Трудно описать эти книги, не используя слово "монументальный", но эти названия глубоко непредставительны для тех видов текстов, которые обычно появлялись в переплетных мастерских и типографиях, заполняли прилавки книготорговцев и карманы читателей. Оборотная сторона Шекспира и Кельмскотта, Дидро и д'Алембера - это мир джоббинга: производство дешевых, повседневных, обычно эфемерных текстов, поток некнижной печати, который циркулирует в мире с 1450-х годов.

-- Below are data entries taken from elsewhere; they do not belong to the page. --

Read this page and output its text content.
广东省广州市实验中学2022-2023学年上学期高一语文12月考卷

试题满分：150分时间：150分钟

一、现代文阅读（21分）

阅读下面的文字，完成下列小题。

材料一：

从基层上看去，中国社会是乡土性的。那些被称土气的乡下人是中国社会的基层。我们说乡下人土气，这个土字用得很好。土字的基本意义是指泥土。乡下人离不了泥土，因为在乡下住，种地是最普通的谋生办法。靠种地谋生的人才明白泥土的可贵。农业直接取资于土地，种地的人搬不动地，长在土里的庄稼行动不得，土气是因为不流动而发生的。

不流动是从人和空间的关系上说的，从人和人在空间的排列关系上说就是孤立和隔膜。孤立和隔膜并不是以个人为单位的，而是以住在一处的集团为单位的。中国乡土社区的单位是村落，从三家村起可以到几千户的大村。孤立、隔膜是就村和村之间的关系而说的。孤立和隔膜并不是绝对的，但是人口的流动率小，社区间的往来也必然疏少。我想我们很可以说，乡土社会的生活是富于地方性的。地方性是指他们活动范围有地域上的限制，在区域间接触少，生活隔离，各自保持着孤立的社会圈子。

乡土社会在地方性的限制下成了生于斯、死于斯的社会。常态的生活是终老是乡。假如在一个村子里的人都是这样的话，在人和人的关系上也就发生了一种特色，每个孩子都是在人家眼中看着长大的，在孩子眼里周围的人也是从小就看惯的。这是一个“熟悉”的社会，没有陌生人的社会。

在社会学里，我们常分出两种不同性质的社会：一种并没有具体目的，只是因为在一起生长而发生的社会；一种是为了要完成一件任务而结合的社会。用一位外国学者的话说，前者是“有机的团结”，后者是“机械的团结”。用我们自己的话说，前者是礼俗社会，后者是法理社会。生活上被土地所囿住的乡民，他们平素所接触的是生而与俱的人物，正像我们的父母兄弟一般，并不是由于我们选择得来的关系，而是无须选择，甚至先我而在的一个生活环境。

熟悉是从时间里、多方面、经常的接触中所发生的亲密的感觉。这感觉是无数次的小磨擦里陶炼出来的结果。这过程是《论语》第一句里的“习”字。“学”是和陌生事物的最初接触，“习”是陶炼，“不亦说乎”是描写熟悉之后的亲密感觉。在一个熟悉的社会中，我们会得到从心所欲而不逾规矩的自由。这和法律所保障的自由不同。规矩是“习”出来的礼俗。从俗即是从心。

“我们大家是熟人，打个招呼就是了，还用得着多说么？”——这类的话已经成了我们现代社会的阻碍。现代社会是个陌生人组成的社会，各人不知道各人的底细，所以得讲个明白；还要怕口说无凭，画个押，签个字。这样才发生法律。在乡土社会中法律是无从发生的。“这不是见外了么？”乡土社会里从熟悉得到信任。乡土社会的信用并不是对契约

И продолжает циркулировать сегодня. Оглянитесь вокруг: меню на вынос, чек в супермаркете. Упаковка легко может стать крупнейшим потребителем печатной продукции в 2024 году. Гутенберг изменил мир своей Библией, но то, что заставляло метафорические кассы трубить, были тысячи и тысячи напечатанных им индульгенций на одном листе: своего рода расписка, напечатанная с одной стороны, с пустым местом для имени покупателя, который, предъявив индульгенцию церковному духовнику, получал прощение своих грехов. Подобные индульгенции часто печатались в виде нескольких вариантов одного и того же блока текста, помещенных в одну форму: отпечатанный лист затем разрезался для создания двух, четырех или более копий. Церковь заказывала сотни тысяч экземпляров, печатники неистовствовали, а учреждения богатели под журчащий звук исчезающих в воздухе грехов. 22 октября 1454 года папе Николаю V понадобились деньги для защиты Кипра от турецкого вторжения, и он выпустил индульгенции, чтобы собрать средства. До наших дней сохранилось 46 экземпляров этой так называемой тридцатиодной индульгенции, выпущенной в Эрфурте, Германия.